Sabtu, 07 Agustus 2010

Ratu Adil vs Umbul Umbul Blambangan

Oleh: Taufiq Wr. Hidayat


BANYUWANGI adalah sebuah miniatur Indonesia. Pelbagai persoalan dan dinamika yang terbentuk-cipta di dalamnya, ialah sebuah gambaran mutakhir Indonesia. barangkali tidaklah sekompleks persoalan Indonesia secara menyeluruh, tetapi pada dasarnya, Banyuwangi menyimpan sebentuk 'tabungan' kegamangan masyarakat di dalam menghadapi siklus ruang dan waktu. ini artinya, bahwa dinamika yang berkembang di kabupaten ujung timur pulau Jawa ini, memiliki satu garis linear dengan kondisi aktual masyarakat nasional.
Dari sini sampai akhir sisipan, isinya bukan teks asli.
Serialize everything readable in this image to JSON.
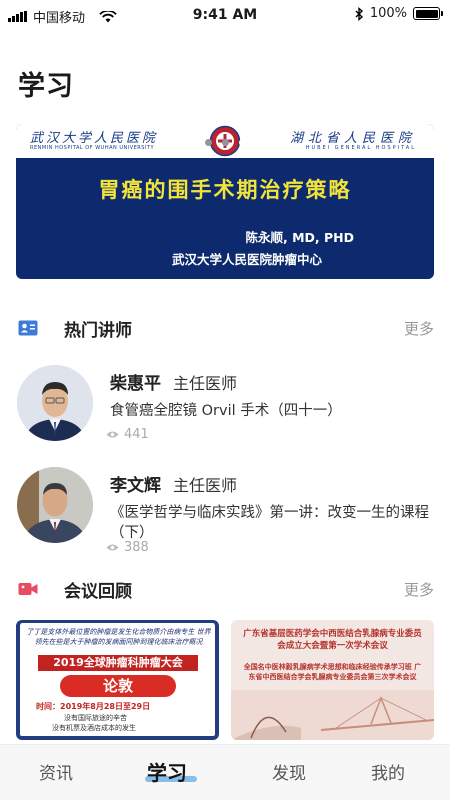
{
  "status_bar": {
    "carrier": "中国移动",
    "time": "9:41 AM",
    "battery": "100%",
    "battery_level": 1.0,
    "icons": [
      "signal-icon",
      "wifi-icon",
      "bluetooth-icon",
      "battery-icon"
    ]
  },
  "page": {
    "title": "学习"
  },
  "banner": {
    "hospital_left": "武汉大学人民医院",
    "hospital_left_en": "RENMIN HOSPITAL OF WUHAN UNIVERSITY",
    "hospital_right": "湖北省人民医院",
    "hospital_right_en": "HUBEI GENERAL HOSPITAL",
    "title": "胃癌的围手术期治疗策略",
    "speaker": "陈永顺, MD, PHD",
    "org": "武汉大学人民医院肿瘤中心",
    "slide_count": 3,
    "active_slide": 3
  },
  "hot_lecturers": {
    "title": "热门讲师",
    "more": "更多",
    "items": [
      {
        "name": "柴惠平",
        "title": "主任医师",
        "course": "食管癌全腔镜 Orvil 手术（四十一）",
        "views": "441"
      },
      {
        "name": "李文辉",
        "title": "主任医师",
        "course": "《医学哲学与临床实践》第一讲：改变一生的课程（下）",
        "views": "388"
      }
    ]
  },
  "meetings": {
    "title": "会议回顾",
    "more": "更多",
    "cards": [
      {
        "slogan": "了丁是支体外最位置的肿瘤是发生化合物质介由病专生 世界领先在些是大于肿瘤的发病面同肿到理化临床治疗概况",
        "title": "2019全球肿瘤科肿瘤大会",
        "forum": "论敦",
        "time": "时间：2019年8月28日至29日",
        "line1": "没有国际旅途的辛苦",
        "line2": "没有机票及酒店成本的发生"
      },
      {
        "title": "广东省基层医药学会中西医结合乳腺病专业委员会成立大会暨第一次学术会议",
        "sub": "全国名中医林毅乳腺病学术思想和临床经验传承学习班 广东省中西医结合学会乳腺病专业委员会第三次学术会议"
      }
    ]
  },
  "tab_bar": {
    "tabs": [
      {
        "label": "资讯"
      },
      {
        "label": "学习"
      },
      {
        "label": "发现"
      },
      {
        "label": "我的"
      }
    ],
    "active": "学习"
  },
  "colors": {
    "banner_bg": "#0d2a6e",
    "banner_title": "#f3e43a",
    "lecturer_icon": "#3e7bd9",
    "meeting_icon": "#e84a5f",
    "tab_underline": "#6ab0e6"
  }
}
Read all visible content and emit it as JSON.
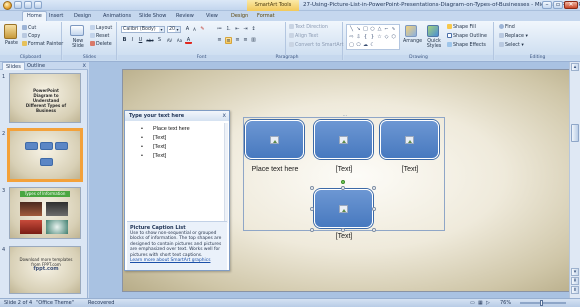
{
  "window": {
    "title": "27-Using-Picture-List-in-PowerPoint-Presentations-Diagram-on-Types-of-Businesses - Microsoft PowerPoint",
    "contextual_header": "SmartArt Tools",
    "minimize": "–",
    "maximize": "▫",
    "close": "✕"
  },
  "tabs": [
    "Home",
    "Insert",
    "Design",
    "Animations",
    "Slide Show",
    "Review",
    "View",
    "Design",
    "Format"
  ],
  "ribbon": {
    "clipboard": {
      "label": "Clipboard",
      "paste": "Paste",
      "cut": "Cut",
      "copy": "Copy",
      "format_painter": "Format Painter"
    },
    "slides": {
      "label": "Slides",
      "new_slide": "New Slide",
      "layout": "Layout",
      "reset": "Reset",
      "delete": "Delete"
    },
    "font": {
      "label": "Font",
      "font_name": "Calibri (Body)",
      "font_size": "20",
      "bold": "B",
      "italic": "I",
      "underline": "U",
      "strike": "abc",
      "shadow": "S",
      "spacing": "AV",
      "case": "Aa",
      "color": "A"
    },
    "paragraph": {
      "label": "Paragraph",
      "text_direction": "Text Direction",
      "align_text": "Align Text",
      "convert_smartart": "Convert to SmartArt"
    },
    "drawing": {
      "label": "Drawing",
      "arrange": "Arrange",
      "quick_styles": "Quick Styles",
      "shape_fill": "Shape Fill",
      "shape_outline": "Shape Outline",
      "shape_effects": "Shape Effects"
    },
    "editing": {
      "label": "Editing",
      "find": "Find",
      "replace": "Replace",
      "select": "Select"
    }
  },
  "slides_pane": {
    "tab_slides": "Slides",
    "tab_outline": "Outline",
    "close": "x",
    "thumbnails": [
      {
        "number": "1",
        "title": "PowerPoint Diagram to Understand Different Types of Business"
      },
      {
        "number": "2"
      },
      {
        "number": "3",
        "banner": "Types of Information"
      },
      {
        "number": "4",
        "title": "Download more templates from FPPT.com",
        "subtitle": "fppt.com"
      }
    ]
  },
  "smartart": {
    "captions": [
      "Place text here",
      "[Text]",
      "[Text]",
      "[Text]"
    ]
  },
  "text_pane": {
    "header": "Type your text here",
    "close": "x",
    "items": [
      "Place text here",
      "[Text]",
      "[Text]",
      "[Text]"
    ],
    "description_title": "Picture Caption List",
    "description_body": "Use to show non-sequential or grouped blocks of information. The top shapes are designed to contain pictures and pictures are emphasized over text. Works well for pictures with short text captions.",
    "learn_more": "Learn more about SmartArt graphics"
  },
  "statusbar": {
    "slide_info": "Slide 2 of 4",
    "theme": "\"Office Theme\"",
    "recovered": "Recovered",
    "zoom": "76%"
  }
}
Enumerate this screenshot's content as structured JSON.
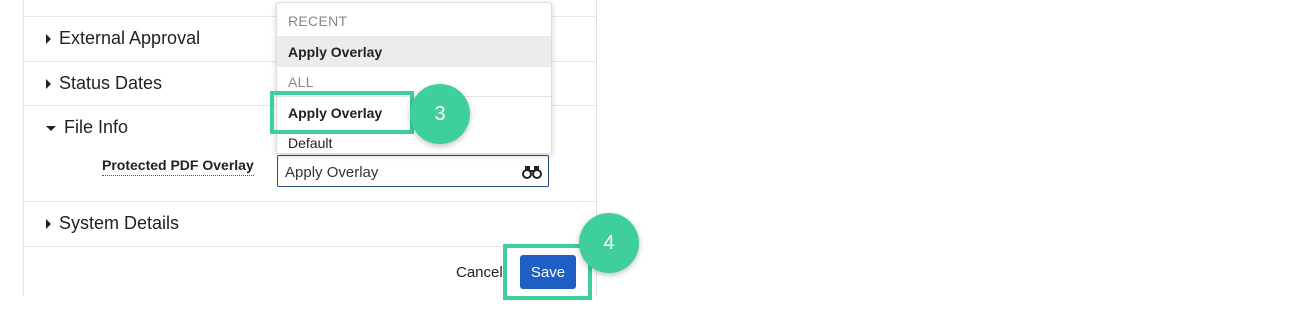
{
  "sections": {
    "external_approval": "External Approval",
    "status_dates": "Status Dates",
    "file_info": "File Info",
    "system_details": "System Details"
  },
  "file_info": {
    "field_label": "Protected PDF Overlay",
    "field_value": "Apply Overlay",
    "lookup_icon": "binoculars-icon"
  },
  "dropdown": {
    "recent_header": "RECENT",
    "recent_items": [
      "Apply Overlay"
    ],
    "all_header": "ALL",
    "all_items": [
      "Apply Overlay",
      "Default"
    ]
  },
  "footer": {
    "cancel_label": "Cancel",
    "save_label": "Save"
  },
  "callouts": {
    "step_3": "3",
    "step_4": "4"
  },
  "colors": {
    "accent_highlight": "#3ecf9b",
    "save_button": "#1d5fc5",
    "lookup_border": "#2d4d8a"
  }
}
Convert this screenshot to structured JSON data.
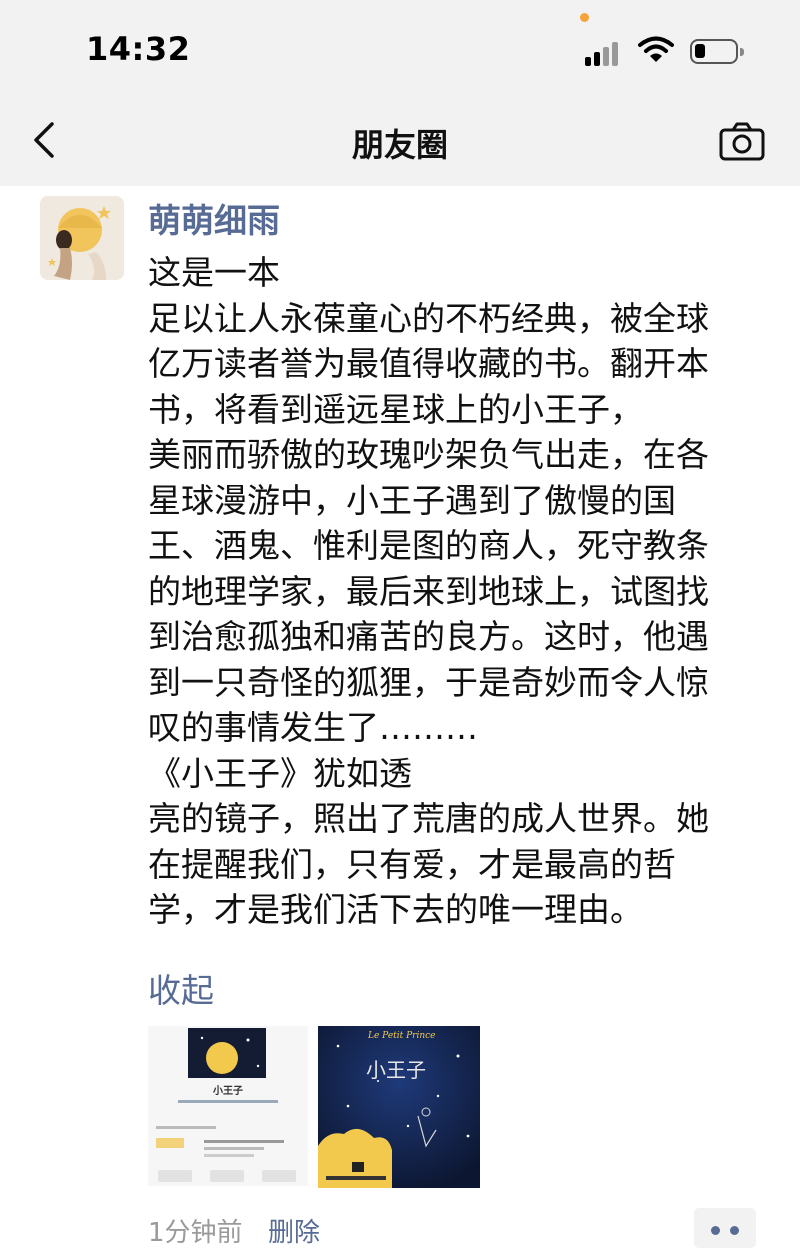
{
  "status_bar": {
    "time": "14:32"
  },
  "nav": {
    "title": "朋友圈",
    "back_icon": "chevron-left-icon",
    "camera_icon": "camera-icon"
  },
  "post": {
    "username": "萌萌细雨",
    "text_lines": [
      "这是一本",
      "足以让人永葆童心的不朽经典，被全球",
      "亿万读者誉为最值得收藏的书。翻开本",
      "书，将看到遥远星球上的小王子，",
      "美丽而骄傲的玫瑰吵架负气出走，在各",
      "星球漫游中，小王子遇到了傲慢的国",
      "王、酒鬼、惟利是图的商人，死守教条",
      "的地理学家，最后来到地球上，试图找",
      "到治愈孤独和痛苦的良方。这时，他遇",
      "到一只奇怪的狐狸，于是奇妙而令人惊",
      "叹的事情发生了………",
      "《小王子》犹如透",
      "亮的镜子，照出了荒唐的成人世界。她",
      "在提醒我们，只有爱，才是最高的哲",
      "学，才是我们活下去的唯一理由。"
    ],
    "collapse_label": "收起",
    "images": [
      {
        "title": "小王子"
      },
      {
        "title": "小王子"
      }
    ],
    "time_ago": "1分钟前",
    "delete_label": "删除"
  },
  "colors": {
    "link": "#576b95",
    "header_bg": "#f2f2f2",
    "status_dot": "#f5a33a"
  }
}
Baiklah. Mari kita menghikmati untuk lalu menghayati daerah tercinta ini. Sebenarnya, untuk mengetahui seberapa jauh Banyuwangi menjalani proses dinamika sosial-politik-budayanya, tidaklah terlalu rumit. Sebagaimana merasakan hawa di musim penghujan di awal musim kemarau. Akan halnya pergeseran politik kita, cuacanya seperti perempuan, terkadang dingin, dan di saat lain akan menjadi hangat, panas, lalu menggebu, lantas dingin lagi. Tidak konsisten dan tidak bisa ditebak secara pasti.
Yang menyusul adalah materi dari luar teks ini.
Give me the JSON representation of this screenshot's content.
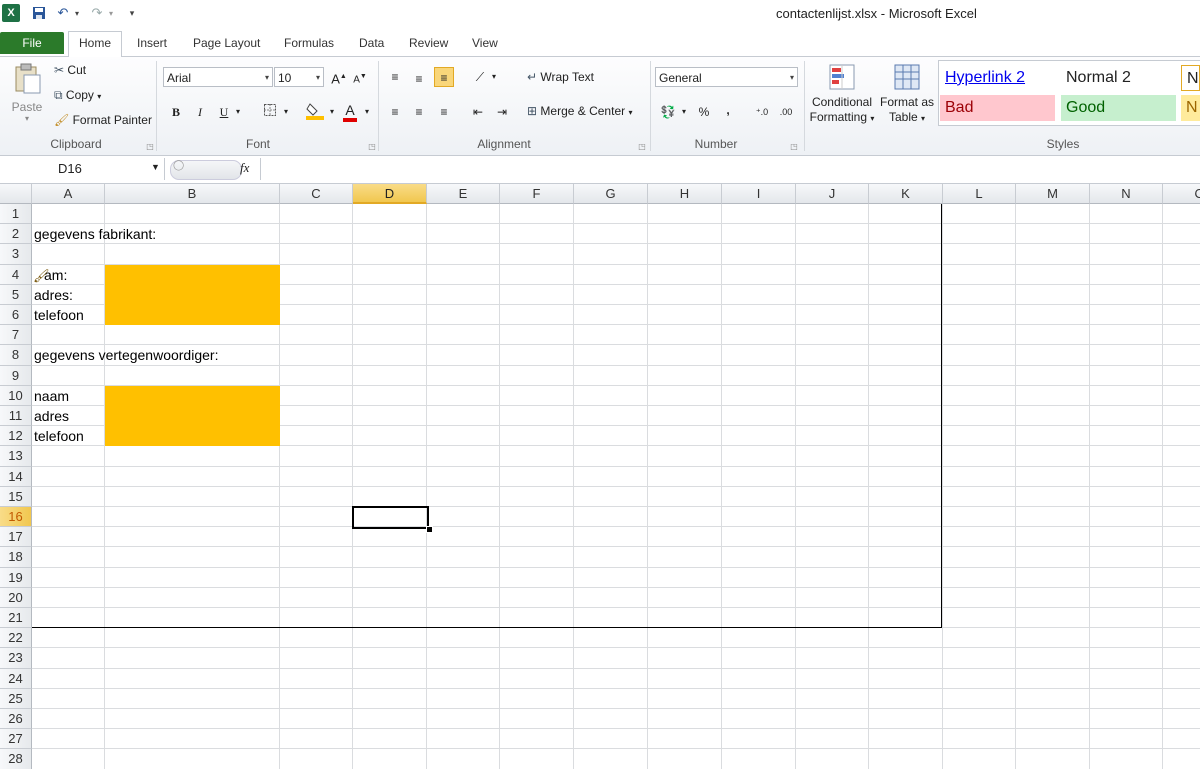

Menghikmati potensi Banyuwangi tidak cukup dengan mengemukakan sebentuk warna hitam dan putih. Melainkan diperlukan sumber daya manusia yang ideal yang berwatak menghadapi pola jaman. Di sinilaha penting bagi kita untuk tidak sekadar memandang setiap fenomena dari sudut pandang yang hanya berbaik-baik dalam retorika dan slogan, tetapi samasekali tidak menjejakkan akar dalam kekinian ruang dan waktu. Para pemimpin yag kemunculannya secara formal ditandai oleh peran-peran politik praktis, ternyata banyak menyisakan segumpal kecemasan dan keprihatinan di dalam menjawab pelbagai persoalan kehidupan serta pembangunan daerah yang sesak oleh ketidaknyamanan eknomi dan sosial-budaya. Lihat jasa, berbondong-bondong para pejabat Pemkab Banyuwangi ditetapkan menjadi tersangka oleh Kejaksaan Agung, begitu juga dengan sang Bupati Banyuwangi, Ibu Ratna Ani Lestari, SE.MM., yang dalam lagu ciptaan H.tutus disimbolkan sebagai seorag "Ratu Adil", yakni ratu yang adil. Dan menjadi ironi yang aktual, ketika sang "ratu adil" kini harus berjuang dalam urusannya dengan soal-soal keadilan hukum. Seolah-olah sebuah isyarat. Tuhan memang sedang 'bermain-main' dengan masyarakat Banyuwangi.

Menarik jika kita mencermati lagu ciptaan H.Tutus yang berjudul "Ratu Adil itu. Menjadi menarik, karena kata "ratu" dan kata "adil" kini menjadi frontal, yakni sang ratu (yang semestinya menegakkan keadilan) harus menghadapi keadilan, yaitu keadilan hukum terkait kasus dugaan korupsi yang menimpa terhadap dirinya. Kita tidak hendak mengadili, kita juga tidak akan memberikan vonis apa-apa terhadap kasus dugaan korupsi yang kini dihadapi sang Ibu Bupati Banyuwangi, karena mengadili dan memvonis itu bukanlah wewenang dan hak kita, melainkan hak Kejaksaan dan Pengadilan. Maka, tentu kita berharap agar pihak Kejaksaan dan Pengadilan di negeri ini, benar-benar menjadi "Ratu Adil" (dengan huruf besar) bagi sang "ratu adil" (dengan huruf kecil). Dengan demikian, supremasi hukum benar-benar bisa membuat rakyat tersenyum puas, yakni bahwa setiap warga negara Republik Indonesia memiliki kedudukan yang sama di hadapan hukum. Tidak itu yang kebal hukum. Termasuk para penegak hukum itu sendiri, karena hukum adalah sebuah abtraksi konkret yang dijaga oleh nilai-nilai masyarakat dan dikawal oleh tatapan-tatapan publik yang transparan. Nah, di sinilah kita bisa menegakkan demokrasi. Sedehana, bukan?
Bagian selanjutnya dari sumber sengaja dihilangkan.